Take away coffee cups (biodegradable or not) – are a product of convenience. I love coffee, time is valuable, and I want to be able to drink while I’m on the go. Once that coffees finished in 10-15 minutes, it spends more than a lifetime polluting our planet.

Never mind the money being spent by buying coffee this way. Its estimated millennials spend $1100 (R15 400) a year on take away coffee. When you add up how many people are buying these take aways the stats become staggering:

  1. 16 billion coffee cups used globally per year, which equates to

  2. 6.5 million trees cut down

  3. 4 billion gallons (15 billion litres) wasted every year, the equivalent of 40 000 homes using 300 gallons (1 135 litres) a day

  4. Enough energy to power 54 000 homes per year

Same goes with takeaway plastic utensils, straws, shopping bags and plastic water bottles. Have no fear – check out this website on what solutions you can use HERE for the 10 every day products killing the environment.

Start Practicing

What’s your feeling now that you’ve read that? I suspect you’re thinking along the lines of good and bad?

It’s what I used to do (and still guilty on occasion) – all this does is force you think that only one is good and only one is bad. Not true. This is a perfect opportunity to practice a more constructive thought pattern.

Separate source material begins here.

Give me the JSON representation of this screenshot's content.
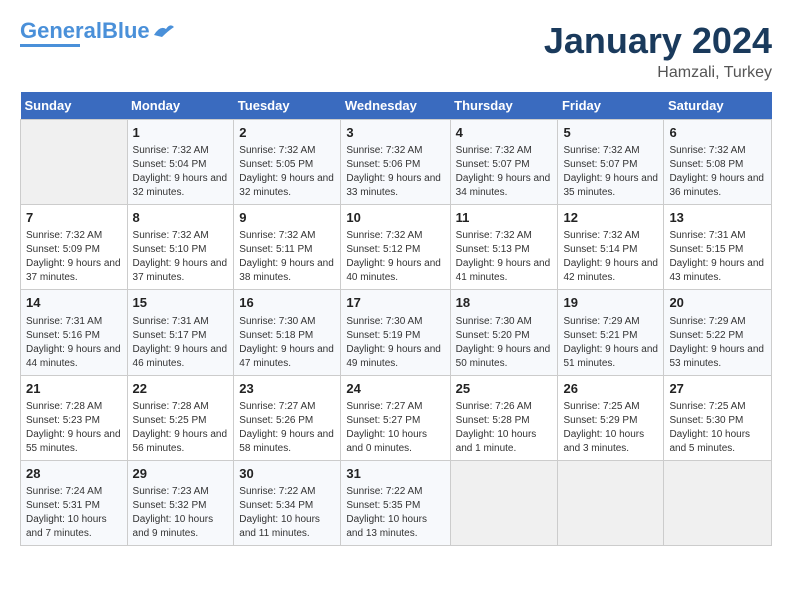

I haven’t said convenience is bad once (go back and check), I’ve simply shared my view on how inconvenience can benefit your health, mindset and the planet.

As with everything in life, I’m learning that what is ‘good’ one moment, can be ‘bad’ the next.

What I hope you’ve seen is watering ordinary with inconvenience, in time turns it into extraordinary.

It’s your choice.

You read point five about implementing – so where are you going to practice this in your own life?